Download Seeing America Through the Eyes of African Immigrants Turned Truckers in MP4 format - 84.4MB - 2:59
11 February 2018 (1:02AM)
Increasing demand for long-haul truckers in the United States is drawing more African immigrants onto America's roads. VOA's Arzouma Kompaoré hitched a ride with African truckers whose routes to success stretch across the United States. Mamoudou DiawaraMamoudou Diawara, an immigrant from the Ivory Coast, says being a trucker allows him to make a new life in the United States on his own terms. Elias BalimaElias Balima, an immigrant from Burkina Faso, fuels up the truck he spent years saving to buy and now rarely finds himself without work.
ILLINOIS — It's a long way from Abidjan in the Ivory Coast to the interstate highway near Chicago where trucker Mamoudou Diawara relishes the advantages that come with traveling the open road.

"Trucking is the freedom," Diawara says. "It is the freedom and the money is right. I am not going to lie to you. You make more than the average Joe."

Increasing demand for long-haul truckers in the United States is drawing more African immigrants like Diawara onto America's roads. He says truckers in the United States can make as much as $200,000 a year. The sometimes dangerous work involves long hours, but it's a chance to make a new life in a new country on his terms.

"You got to get the goods to the people," he says. "This is how the country is built. It does not matter where you were born, you can be whatever you want. This is what this country teaches me everyday."

Elias Balima took a similar journey from Burkina Faso. He saved for years to buy this truck and now not a day passes without someone offering him work.

"People like me who did not go far in the school system, it is an opportunity for us," Balima says. "It is tiresome. But after the labor, the result is good."

After several days on the road stuck inside a five-square-meter compartment, it's the little things that count — like a free shower. And a good night's sleep after a long day's drive.

But time is money so Balima is up early. On this morning, he's thinking of home.
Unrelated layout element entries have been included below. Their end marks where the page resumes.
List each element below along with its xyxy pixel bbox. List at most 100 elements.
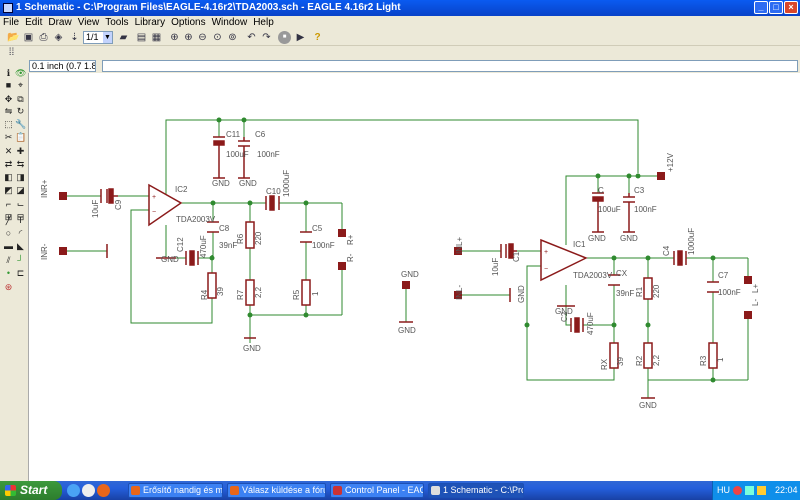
go-icon[interactable]: ▶ (294, 31, 307, 44)
menu-view[interactable]: View (75, 16, 103, 29)
circle-icon[interactable]: ○ (3, 228, 14, 239)
sheet-select[interactable]: 1/1 ▼ (83, 31, 113, 44)
arc-icon[interactable]: ◜ (15, 228, 26, 239)
wire-icon[interactable]: ╱ (3, 215, 14, 226)
add-icon[interactable]: ✚ (15, 146, 26, 157)
copy-icon[interactable]: ⧉ (15, 94, 26, 105)
label-TDA2003V-ic2: TDA2003V (176, 215, 216, 224)
menu-window[interactable]: Window (209, 16, 251, 29)
drc-icon[interactable]: ⊛ (3, 282, 14, 293)
zoom-fit-icon[interactable]: ⊕ (168, 31, 181, 44)
label-C8-value: 39nF (219, 241, 237, 250)
info-icon[interactable]: ℹ (3, 68, 14, 79)
replace-icon[interactable]: ◧ (3, 172, 14, 183)
mirror-icon[interactable]: ⇋ (3, 106, 14, 117)
name-icon[interactable]: ◨ (15, 172, 26, 183)
smash-icon[interactable]: ◪ (15, 185, 26, 196)
help-icon[interactable]: ? (311, 31, 324, 44)
label-R6: R6 (236, 233, 245, 244)
script-icon[interactable]: ▤ (135, 31, 148, 44)
task-item-schematic[interactable]: 1 Schematic - C:\Prog... (428, 483, 524, 498)
command-input[interactable] (102, 60, 798, 72)
task-item-forum1[interactable]: Erősítő nandig és min... (128, 483, 223, 498)
show-icon[interactable]: 👁 (15, 68, 26, 79)
menu-draw[interactable]: Draw (45, 16, 74, 29)
label-gnd-c: GND (588, 234, 606, 243)
schematic-canvas[interactable]: INR+ INR- IC2 TDA2003V C11 C6 100uF 100n… (28, 73, 800, 481)
nets-right-channel (63, 119, 639, 343)
net-icon[interactable]: ┘ (15, 255, 26, 266)
rect-icon[interactable]: ▬ (3, 241, 14, 252)
label-C9: C9 (114, 199, 123, 210)
label-C7-value: 100nF (718, 288, 741, 297)
sheet-icon[interactable]: ⇣ (68, 31, 81, 44)
text-icon[interactable]: T (15, 215, 26, 226)
menu-options[interactable]: Options (168, 16, 208, 29)
volume-icon[interactable] (757, 486, 766, 495)
maximize-button[interactable]: □ (769, 1, 783, 14)
menu-help[interactable]: Help (250, 16, 277, 29)
delete-icon[interactable]: ✕ (3, 146, 14, 157)
zoom-out-icon[interactable]: ⊖ (196, 31, 209, 44)
change-icon[interactable]: 🔧 (15, 119, 26, 130)
open-icon[interactable]: 📂 (7, 31, 20, 44)
system-tray: HU 22:04 (712, 481, 800, 500)
zoom-select-icon[interactable]: ⊚ (226, 31, 239, 44)
schematic-drawing[interactable]: INR+ INR- IC2 TDA2003V C11 C6 100uF 100n… (29, 73, 800, 481)
menu-library[interactable]: Library (132, 16, 169, 29)
run-icon[interactable]: ▦ (150, 31, 163, 44)
label-C11-value: 100uF (226, 150, 249, 159)
mail-icon[interactable] (82, 484, 95, 497)
network-icon[interactable] (745, 486, 754, 495)
label-gnd-ic2: GND (161, 255, 179, 264)
zoom-in-icon[interactable]: ⊕ (182, 31, 195, 44)
cut-icon[interactable]: ✂ (3, 132, 14, 143)
value-icon[interactable]: ◩ (3, 185, 14, 196)
display-icon[interactable]: ■ (3, 80, 14, 91)
label-R2-value: 2,2 (652, 354, 661, 366)
move-icon[interactable]: ✥ (3, 94, 14, 105)
use-icon[interactable]: ▰ (117, 31, 130, 44)
title-bar[interactable]: 1 Schematic - C:\Program Files\EAGLE-4.1… (0, 0, 800, 16)
print-icon[interactable]: ⎙ (37, 31, 50, 44)
task-item-control-panel[interactable]: Control Panel - EAGL... (330, 483, 424, 498)
pinswap-icon[interactable]: ⇄ (3, 159, 14, 170)
group-icon[interactable]: ⬚ (3, 119, 14, 130)
junction-icon[interactable]: • (3, 268, 14, 279)
security-icon[interactable] (733, 486, 742, 495)
bus-icon[interactable]: ⫽ (3, 255, 14, 266)
miter-icon[interactable]: ⌐ (3, 199, 14, 210)
zoom-redraw-icon[interactable]: ⊙ (211, 31, 224, 44)
save-icon[interactable]: ▣ (22, 31, 35, 44)
menu-tools[interactable]: Tools (102, 16, 131, 29)
menu-edit[interactable]: Edit (22, 16, 45, 29)
label-R3-value: 1 (716, 357, 725, 362)
split-icon[interactable]: ⌙ (15, 199, 26, 210)
ie-icon[interactable] (67, 484, 80, 497)
rotate-icon[interactable]: ↻ (15, 106, 26, 117)
mark-icon[interactable]: ⌖ (15, 80, 26, 91)
stop-icon[interactable]: ■ (278, 31, 291, 44)
label-R1: R1 (635, 286, 644, 297)
language-indicator[interactable]: HU (717, 481, 730, 500)
label-C4: C4 (662, 245, 671, 256)
menu-file[interactable]: File (0, 16, 22, 29)
start-button[interactable]: Start (0, 481, 62, 500)
chevron-down-icon: ▼ (103, 32, 112, 43)
label-CX: CX (616, 269, 628, 278)
redo-icon[interactable]: ↷ (260, 31, 273, 44)
gateswap-icon[interactable]: ⇆ (15, 159, 26, 170)
paste-icon[interactable]: 📋 (15, 132, 26, 143)
label-C5: C5 (312, 224, 323, 233)
close-button[interactable]: × (784, 1, 798, 14)
label-C1: C1 (512, 251, 521, 262)
clock[interactable]: 22:04 (775, 481, 798, 500)
label-gnd-c3: GND (620, 234, 638, 243)
task-item-forum2[interactable]: Válasz küldése a fóru... (227, 483, 326, 498)
cam-icon[interactable]: ◈ (52, 31, 65, 44)
minimize-button[interactable]: _ (754, 1, 768, 14)
undo-icon[interactable]: ↶ (245, 31, 258, 44)
polygon-icon[interactable]: ◣ (15, 241, 26, 252)
firefox-icon[interactable] (97, 484, 110, 497)
label-icon[interactable]: ⊏ (15, 268, 26, 279)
"I am almost 34 years old now. I am still not married," he says. "Because I cannot make my mind up. My mind is between Africa and America. Sometimes I see younger brothers newly arrived from Africa telling me, 'I will not stay more than two years in the States.'"

As much as Balima and Diawara have grown to love McDonald's french fries and the opportunities and freedoms in America, they believe that in the current political climate, many Americans will always see them as Africans.

Balima says he tries to stay out of the U.S. immigration debate.

"I know they are all politicians," he says. "I am not afraid of him. If Americans did not like Trump, he would not be where he is today."

Most of the time there's no room for politics inside Balima's cab. For these African immigrants turned American truckers - keeping their eyes on the road is the key to success.